Saxo Bank: Crude oil stabilizes inside range despite rising supply
Baku, Azerbaijan, Nov. 3
Precious metals recent run of gains was halted after the US Federal Reserve surprisingly put a December rate hike back on the table, Ole Hansen, Head of Commodity Strategy / Saxo Bank, said.
Crude oil managed to stabilize despite the continued focus on rising supply while natural gas was heading for a 13-year low and the biggest monthly loss this year. Industrial metals were the worst hit sector after livestock on Fed rate hike and China slowdown fears.
He said that the Federal Reserve's six-week countdown to a possible December rate hike will take up a lot market focus during the coming weeks and with this comes an intense scrutiny of incoming economic data during this period, not least the monthly job reports on November 6 and December 4. Additionally, the potential for the European Central Bank to release another quantitative easing bazooka on December 3 will further add to market uncertainty during this time.
Not least for currency traders speculating on the near-term direction of EURUSD, the world's most traded currency pair. Action from both central banks carries the potential for a stronger dollar into the new year and this will be add to the challenging environment for commodities already struggling with excess supply and production capacity.
Crude oil looking for the range
The weekly inventory report from US EIA triggered the biggest jump in eight weeks on Wednesday. For the first time in four weeks inventories rose less than expected while refinery demand picked up. The market was oversold following a 17% selloff during the past three weeks and that also helped trigger such a big reaction.

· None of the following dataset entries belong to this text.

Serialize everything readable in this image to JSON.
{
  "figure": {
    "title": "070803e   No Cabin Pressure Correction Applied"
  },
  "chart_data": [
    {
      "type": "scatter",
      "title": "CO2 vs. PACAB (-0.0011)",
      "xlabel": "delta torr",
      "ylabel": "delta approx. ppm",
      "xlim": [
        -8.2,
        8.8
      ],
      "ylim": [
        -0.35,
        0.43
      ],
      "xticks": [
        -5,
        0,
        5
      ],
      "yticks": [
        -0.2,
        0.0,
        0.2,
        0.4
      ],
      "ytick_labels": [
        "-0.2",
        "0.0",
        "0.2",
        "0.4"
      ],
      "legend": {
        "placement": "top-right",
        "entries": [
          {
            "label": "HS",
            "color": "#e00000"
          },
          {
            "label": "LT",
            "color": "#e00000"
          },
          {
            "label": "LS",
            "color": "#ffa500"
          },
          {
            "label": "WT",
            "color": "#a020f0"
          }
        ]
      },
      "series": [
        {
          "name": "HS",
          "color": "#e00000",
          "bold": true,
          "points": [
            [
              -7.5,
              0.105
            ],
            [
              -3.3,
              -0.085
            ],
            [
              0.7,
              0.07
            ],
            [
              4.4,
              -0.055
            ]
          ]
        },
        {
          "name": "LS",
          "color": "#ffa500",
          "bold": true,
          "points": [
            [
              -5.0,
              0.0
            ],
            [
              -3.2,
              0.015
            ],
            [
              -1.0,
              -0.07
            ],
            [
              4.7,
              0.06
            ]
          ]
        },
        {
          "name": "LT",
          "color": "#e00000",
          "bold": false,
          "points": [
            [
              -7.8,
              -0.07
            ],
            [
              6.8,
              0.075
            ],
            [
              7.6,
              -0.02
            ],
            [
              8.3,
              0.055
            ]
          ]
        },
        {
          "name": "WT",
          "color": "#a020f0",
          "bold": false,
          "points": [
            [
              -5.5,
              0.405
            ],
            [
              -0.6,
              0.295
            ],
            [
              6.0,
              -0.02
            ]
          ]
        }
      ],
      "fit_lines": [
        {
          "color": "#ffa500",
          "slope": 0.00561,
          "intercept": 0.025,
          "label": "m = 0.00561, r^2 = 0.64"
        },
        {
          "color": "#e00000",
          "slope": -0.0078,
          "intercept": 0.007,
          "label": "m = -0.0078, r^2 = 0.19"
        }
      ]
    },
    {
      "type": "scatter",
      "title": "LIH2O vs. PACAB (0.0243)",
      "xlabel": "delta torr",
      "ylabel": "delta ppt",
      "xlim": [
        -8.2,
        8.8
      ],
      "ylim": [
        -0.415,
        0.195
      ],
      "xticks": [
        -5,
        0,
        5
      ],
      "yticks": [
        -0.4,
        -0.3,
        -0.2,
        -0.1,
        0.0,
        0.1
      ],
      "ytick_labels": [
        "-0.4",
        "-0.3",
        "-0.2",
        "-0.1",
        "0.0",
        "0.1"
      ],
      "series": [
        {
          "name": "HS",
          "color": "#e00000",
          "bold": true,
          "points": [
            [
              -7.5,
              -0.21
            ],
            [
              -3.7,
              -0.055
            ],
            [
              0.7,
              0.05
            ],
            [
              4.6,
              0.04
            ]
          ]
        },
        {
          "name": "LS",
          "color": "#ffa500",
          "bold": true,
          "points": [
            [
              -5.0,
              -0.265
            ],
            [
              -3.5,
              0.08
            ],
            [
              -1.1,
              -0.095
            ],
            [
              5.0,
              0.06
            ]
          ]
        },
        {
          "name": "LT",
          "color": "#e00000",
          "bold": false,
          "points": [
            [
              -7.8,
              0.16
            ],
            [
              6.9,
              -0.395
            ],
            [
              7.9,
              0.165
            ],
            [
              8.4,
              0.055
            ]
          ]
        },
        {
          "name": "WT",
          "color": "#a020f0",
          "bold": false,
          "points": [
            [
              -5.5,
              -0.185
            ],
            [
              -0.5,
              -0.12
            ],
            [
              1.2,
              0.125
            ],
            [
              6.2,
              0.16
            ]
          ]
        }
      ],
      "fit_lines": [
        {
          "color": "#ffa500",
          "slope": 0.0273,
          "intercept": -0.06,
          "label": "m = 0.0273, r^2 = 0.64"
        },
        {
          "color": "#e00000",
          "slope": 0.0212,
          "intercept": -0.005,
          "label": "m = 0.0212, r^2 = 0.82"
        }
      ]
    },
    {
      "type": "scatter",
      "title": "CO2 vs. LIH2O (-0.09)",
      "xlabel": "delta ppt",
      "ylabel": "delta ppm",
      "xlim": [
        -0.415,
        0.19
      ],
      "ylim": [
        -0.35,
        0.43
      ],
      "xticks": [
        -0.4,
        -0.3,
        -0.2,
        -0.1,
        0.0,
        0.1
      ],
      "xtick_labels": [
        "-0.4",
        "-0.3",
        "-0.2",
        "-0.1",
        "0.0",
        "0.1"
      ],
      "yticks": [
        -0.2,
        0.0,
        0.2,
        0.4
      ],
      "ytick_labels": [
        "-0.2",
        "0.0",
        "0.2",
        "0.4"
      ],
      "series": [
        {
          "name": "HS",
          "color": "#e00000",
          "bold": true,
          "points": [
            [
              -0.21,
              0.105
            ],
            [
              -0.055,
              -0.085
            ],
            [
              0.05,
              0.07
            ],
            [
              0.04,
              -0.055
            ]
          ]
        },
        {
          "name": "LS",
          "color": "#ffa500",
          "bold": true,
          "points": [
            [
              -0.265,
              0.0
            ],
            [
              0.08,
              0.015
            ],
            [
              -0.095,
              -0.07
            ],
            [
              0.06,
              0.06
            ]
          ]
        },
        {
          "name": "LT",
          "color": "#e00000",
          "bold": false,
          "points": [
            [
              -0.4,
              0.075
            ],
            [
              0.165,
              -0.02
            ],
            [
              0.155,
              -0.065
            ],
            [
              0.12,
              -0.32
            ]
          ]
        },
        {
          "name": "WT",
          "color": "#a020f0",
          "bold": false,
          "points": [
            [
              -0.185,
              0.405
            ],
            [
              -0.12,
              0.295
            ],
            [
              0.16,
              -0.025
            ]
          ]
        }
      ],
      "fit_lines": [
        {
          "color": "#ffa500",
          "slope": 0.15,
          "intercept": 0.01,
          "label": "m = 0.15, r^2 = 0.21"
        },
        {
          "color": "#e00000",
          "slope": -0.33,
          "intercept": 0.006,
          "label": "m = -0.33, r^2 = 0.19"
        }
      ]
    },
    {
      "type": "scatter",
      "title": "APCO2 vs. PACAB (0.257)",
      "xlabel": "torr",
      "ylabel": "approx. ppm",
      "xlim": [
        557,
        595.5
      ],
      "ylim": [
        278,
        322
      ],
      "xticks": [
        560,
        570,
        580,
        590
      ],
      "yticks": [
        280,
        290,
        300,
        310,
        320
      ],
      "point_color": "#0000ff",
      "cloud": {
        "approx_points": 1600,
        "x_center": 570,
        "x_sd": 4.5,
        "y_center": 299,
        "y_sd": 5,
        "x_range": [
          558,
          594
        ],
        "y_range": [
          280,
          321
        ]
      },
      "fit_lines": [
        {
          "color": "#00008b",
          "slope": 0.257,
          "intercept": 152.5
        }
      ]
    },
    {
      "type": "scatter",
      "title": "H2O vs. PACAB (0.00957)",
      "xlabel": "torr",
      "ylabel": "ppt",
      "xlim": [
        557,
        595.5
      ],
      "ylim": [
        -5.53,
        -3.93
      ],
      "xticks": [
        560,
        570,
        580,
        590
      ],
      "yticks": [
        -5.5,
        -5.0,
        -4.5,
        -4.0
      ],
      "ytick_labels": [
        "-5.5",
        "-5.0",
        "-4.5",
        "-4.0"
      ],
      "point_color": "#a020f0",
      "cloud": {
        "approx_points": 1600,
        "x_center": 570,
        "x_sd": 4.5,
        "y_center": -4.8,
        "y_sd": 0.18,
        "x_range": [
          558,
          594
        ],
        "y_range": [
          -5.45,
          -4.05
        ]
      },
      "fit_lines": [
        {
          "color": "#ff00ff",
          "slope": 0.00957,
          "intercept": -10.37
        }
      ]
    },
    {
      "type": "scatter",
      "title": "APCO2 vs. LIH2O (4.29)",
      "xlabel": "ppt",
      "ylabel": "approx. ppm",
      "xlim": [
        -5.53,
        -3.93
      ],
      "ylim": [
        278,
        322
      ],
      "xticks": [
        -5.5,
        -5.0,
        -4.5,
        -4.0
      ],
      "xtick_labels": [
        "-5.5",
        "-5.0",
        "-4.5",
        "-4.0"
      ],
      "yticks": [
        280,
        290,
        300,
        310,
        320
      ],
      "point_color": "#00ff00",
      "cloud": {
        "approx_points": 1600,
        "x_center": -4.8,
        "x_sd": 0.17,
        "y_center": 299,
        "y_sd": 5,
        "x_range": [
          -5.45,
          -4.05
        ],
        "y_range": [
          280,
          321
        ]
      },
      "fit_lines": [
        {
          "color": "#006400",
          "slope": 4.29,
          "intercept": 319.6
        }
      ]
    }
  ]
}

Gasoline outperformed crude oil as it received a boost from a surprisingly strong pickup in refinery demand and a bigger than expected fall in inventories. An earlier than expected turnaround from refineries will support prices as it helps remove some of the attention on booming crude inventories which remain more than 100 million barrels above the five-year average.
With oversupply and now the potential of an even stronger USD being the main focus, not least following the hawkish FOMC statement, the upside is currently being capped by a band of resistance between $46.75 and $47.75. At the same time the sharp correction from Tuesday's low could help define the bottom of the current trading range.
The pain of the current low oil prices is being felt across oil producing countries and energy companies. The IMF in its latest Regional Economic Outlook for the Middle East said that Saudi Arabia could run out of money by 2020 if current low prices are maintained. Many oil and gas companies in the US and Europe reported losses for the third quarter while capex continues to be cut.
There is no doubt that the current $43 to $50 price range is low enough to support the rebalancing process, not least in the US where production is currently running some 400,000 barrels below the recent peak. At the same time, however, it is also clear that as long as Opec members continue to increase production ahead of the expected pickup in exports from Iran next year this process is going to take time.